The sun was coming up over the Atlantic as I savored my morning coffee and thought to myself, “What’s next?”
I was in Florida, on a small getaway with some girlfriends that I didn’t realize I was in desperate need of.
Over the course of four days that simultaneously felt like they flew by and lasted a lifetime, I completely broke my routine. I didn’t do any painting; any journaling. I packed a sketch pad that never left my bag.
Instead I walked. I ate. I laughed. I let myself just be in each and every moment. And in those moments, I wondered:
What’s next? Where have I been? Where am I now? Where am I going?
I turned 62 last month. Is this when I start coasting, or am I just getting started?
I let my subconscious work its way through all of those questions as I filled my cup up with what it needed most: rest.
And through that rest and presence, I came to an overwhelming conclusion that’s been reinforced over and over since I returned home:
Just carry on.
I’ve always had deep-seated goals: Be a painter. Help others using art. Be the best human I can be, and change the world with what I do. (Small goals, to say the least.)

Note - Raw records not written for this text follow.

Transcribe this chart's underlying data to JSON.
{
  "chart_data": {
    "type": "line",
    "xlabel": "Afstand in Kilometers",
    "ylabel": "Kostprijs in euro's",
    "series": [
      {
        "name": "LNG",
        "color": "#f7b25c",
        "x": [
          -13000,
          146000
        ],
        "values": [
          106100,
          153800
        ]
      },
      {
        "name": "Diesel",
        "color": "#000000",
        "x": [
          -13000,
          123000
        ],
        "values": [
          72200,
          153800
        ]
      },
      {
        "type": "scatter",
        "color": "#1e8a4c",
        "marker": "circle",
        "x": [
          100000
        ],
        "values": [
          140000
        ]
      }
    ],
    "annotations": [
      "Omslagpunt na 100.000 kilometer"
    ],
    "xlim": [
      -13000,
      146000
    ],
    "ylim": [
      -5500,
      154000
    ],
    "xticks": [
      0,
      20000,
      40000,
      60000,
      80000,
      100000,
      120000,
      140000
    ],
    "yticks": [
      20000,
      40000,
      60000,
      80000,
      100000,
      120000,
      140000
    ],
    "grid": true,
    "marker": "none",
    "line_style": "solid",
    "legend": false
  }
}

Every time I pause, I feel this overwhelming need to create even bigger goals and higher aspirations for myself.
And yet, the answer during this particular pause was glaringly obvious: If there’s any goal to create for myself right now, it’s to let go of control.
It’s to trust.
It’s to continue on the path; stay the course. It’s not to fight to find “answers,” but to trust that things are going to work out exactly as they’re supposed to.
It’s to carry on.
There are times in life that need us to move the bar; that call us to transform.
And there are times in life when the work we’ve done in the world and on ourselves shines bright, and all we need to do is say yes to all that comes our way.
Carry on.
Trust that whatever path you’re on right now, if you keep going, you’ll grow in ways you never imagined and land where you’re meant to.
Each day is a miracle, and sometimes the only thing we need to do is to appreciate it as such.
💜
P.S. Much of the world is in chaos right now. As I celebrate the rest and renewal I received from this short trip, I can’t help but feel at odds with the suffering that so many people are enduring each and every moment.
I have to remind myself: Joy and suffering are not mutually exclusive. If right now you’re experiencing darkness, you’re not alone.
And if your world is bright, carry on + shine your light to give those around you hope.